The two groups were larger than I had wanted them to be. I wanted a group of between 12 and 16 per class, but there were 24 first graders in my first class, and 27 second graders in the other. The overwhelming majority are girls - read into that what you wish. So my lessons have gradually altered as the week has progressed. I have been showing them lots of video clips of interviews with famous people, with the ultimate intention of them interviewing that person. I've spent lessons drilling question denominators like 'What?' and 'Where?' into them, so hopefully they have understood and will be able to make up their own questions, but you never know.
I had a chance to blow off a bit of this steam with the other Siheungers on Wednesday, when we went for drinks. But my issues pale into insignificance when compared to what others face. Josh has had to take over another guy's lessons, so is teaching up to 9 lessons a day, but the biggest and most urgent problem was being faced by Lee. Him and Michelle had gone to Taiwan over the holiday period with the knowledge that he had a job starting in early January. It had already been deferred from November, but had now been guaranteed to him, and as a result spent most of his money in Taiwan. He came back to find that the incumbent had had yet another change of heart, and was staying on, meaning that Lee can't get a job anywhere else because his visa was for that school only. It's a horrible situation, and is a reminder that many TEFL teachers get screwed over in their jobs. It sucks as Lee is a really nice guy as well, but will now probably have to head home. This story has made me feel incredibly lucky that (touch wood) I was placed in such a good, and secure, job.
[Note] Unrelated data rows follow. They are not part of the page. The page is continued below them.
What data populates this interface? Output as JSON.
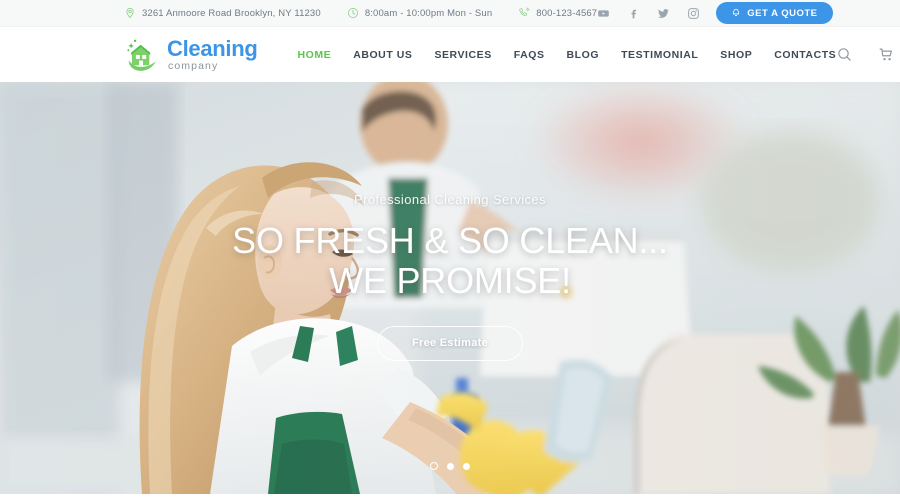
{
  "topbar": {
    "address": {
      "icon": "map-pin-icon",
      "text": "3261 Anmoore Road Brooklyn, NY 11230"
    },
    "hours": {
      "icon": "clock-icon",
      "text": "8:00am - 10:00pm Mon - Sun"
    },
    "phone": {
      "icon": "phone-icon",
      "text": "800-123-4567"
    },
    "social": [
      {
        "name": "youtube-icon",
        "label": "YouTube"
      },
      {
        "name": "facebook-icon",
        "label": "Facebook"
      },
      {
        "name": "twitter-icon",
        "label": "Twitter"
      },
      {
        "name": "instagram-icon",
        "label": "Instagram"
      }
    ],
    "quote_button": {
      "label": "GET A QUOTE",
      "icon": "bell-icon",
      "color": "#3d95e8"
    }
  },
  "header": {
    "logo": {
      "main": "Cleaning",
      "sub": "company",
      "icon": "house-sparkle-icon",
      "main_color": "#3d95e8",
      "sub_color": "#8b949c",
      "mark_color": "#5cc64c"
    },
    "nav": [
      {
        "label": "HOME",
        "active": true
      },
      {
        "label": "ABOUT US",
        "active": false
      },
      {
        "label": "SERVICES",
        "active": false
      },
      {
        "label": "FAQS",
        "active": false
      },
      {
        "label": "BLOG",
        "active": false
      },
      {
        "label": "TESTIMONIAL",
        "active": false
      },
      {
        "label": "SHOP",
        "active": false
      },
      {
        "label": "CONTACTS",
        "active": false
      }
    ],
    "nav_active_color": "#5cc64c",
    "nav_color": "#3f4a56",
    "icons": [
      {
        "name": "search-icon"
      },
      {
        "name": "cart-icon"
      }
    ]
  },
  "hero": {
    "subtitle": "Professional Cleaning Services",
    "title_line1": "SO FRESH & SO CLEAN...",
    "title_line2": "WE PROMISE!",
    "cta_label": "Free Estimate",
    "slides": [
      {
        "active": true
      },
      {
        "active": false
      },
      {
        "active": false
      }
    ]
  }
}
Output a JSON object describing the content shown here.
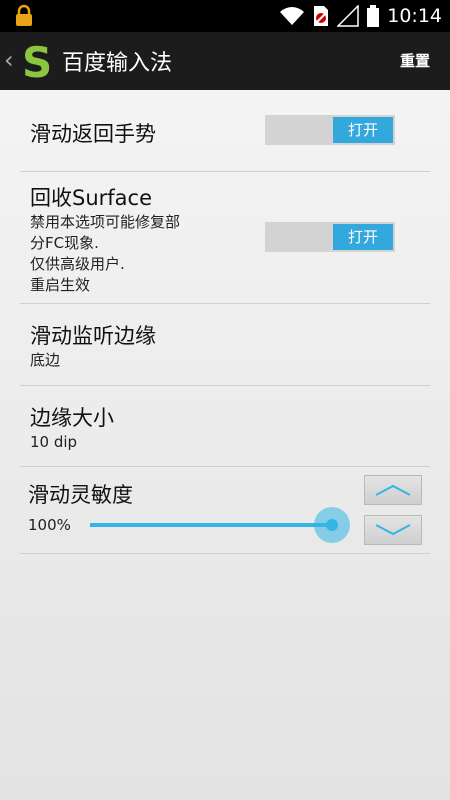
{
  "status_bar": {
    "time": "10:14"
  },
  "action_bar": {
    "title": "百度输入法",
    "reset_label": "重置"
  },
  "prefs": [
    {
      "title": "滑动返回手势",
      "toggle": "打开"
    },
    {
      "title": "回收Surface",
      "summary": [
        "禁用本选项可能修复部",
        "分FC现象.",
        "仅供高级用户.",
        "重启生效"
      ],
      "toggle": "打开"
    },
    {
      "title": "滑动监听边缘",
      "summary": "底边"
    },
    {
      "title": "边缘大小",
      "summary": "10 dip"
    },
    {
      "title": "滑动灵敏度",
      "value_label": "100%",
      "value": 1.0
    }
  ],
  "icons": {
    "status": [
      "lock-icon",
      "wifi-icon",
      "sim-icon",
      "signal-icon",
      "battery-icon"
    ],
    "action": [
      "back-chevron-icon",
      "app-logo-icon"
    ],
    "stepper": [
      "chevron-up-icon",
      "chevron-down-icon"
    ]
  },
  "colors": {
    "accent": "#33b5e5",
    "toggle_on": "#33a8dc",
    "logo": "#8cc63f"
  }
}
This week went by rather quickly, and soon it was Friday, which generally means me getting drunk. No exception this week. Me, April, Kelly and Phil went to what is now becoming our regular galbi place in Bucheon. Phil is fluent in Korean, which makes things a bit easier if we have a problem. The vent, which is just above the grill, slipped and fell down onto the grill during our meal (luckily there was little meat cooking at that point), and Phil was able to tell the waitress exactly what the problem was. I would have just pointed at it and done a crying face motion, and probably have got nowhere with a solution.
After getting a bit drunk and mocking my accent by making a video of me counting from one to ten in Korean (that video will never be seen by anyone if I have my way), we played a brutal game of drinking storytelling, where each person says one word in turn and contributes to the story. The content of the story quickly developed the stories into ones of an adult nature, mainly to trip up Kelly into drinking, so best not to repeat any of them on here. Soon after we headed along to R'n'B, where there were some amateur MCs performing. 'Amatuer' is a good word to describe their talents, but it was quite funny, and I ended up chatting to them on their table for a while afterwards anyway. Got myself the girl MCs number as well - happy times - but they all live in Itaewon, which in this weather is a bit of a trek to meet up. I'll use it soon, I'm sure.
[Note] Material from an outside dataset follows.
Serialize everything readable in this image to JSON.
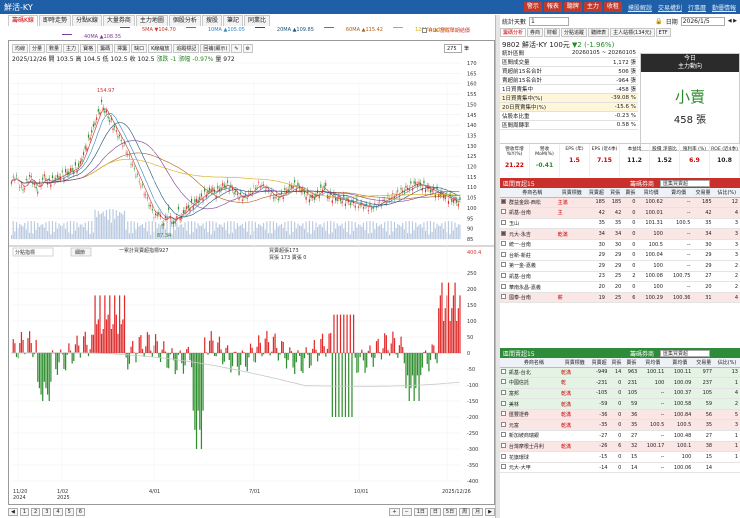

Me and April ended up in the Park, the other drinking place by their places in Bucheon. There were some strange, bordering on idiotic, Americans hitting on April, sometimes literally. I ended up playing darts with some random Americans, including one whose number in my phone is saved under Nickelback due to his scruffy appearance, until about 5.30, before heading home.
I don't actually remember if I did anything on the rest of the weekend, so for now I'll peace out and hope that my camp students have become masters of the English language over the course of the weekend.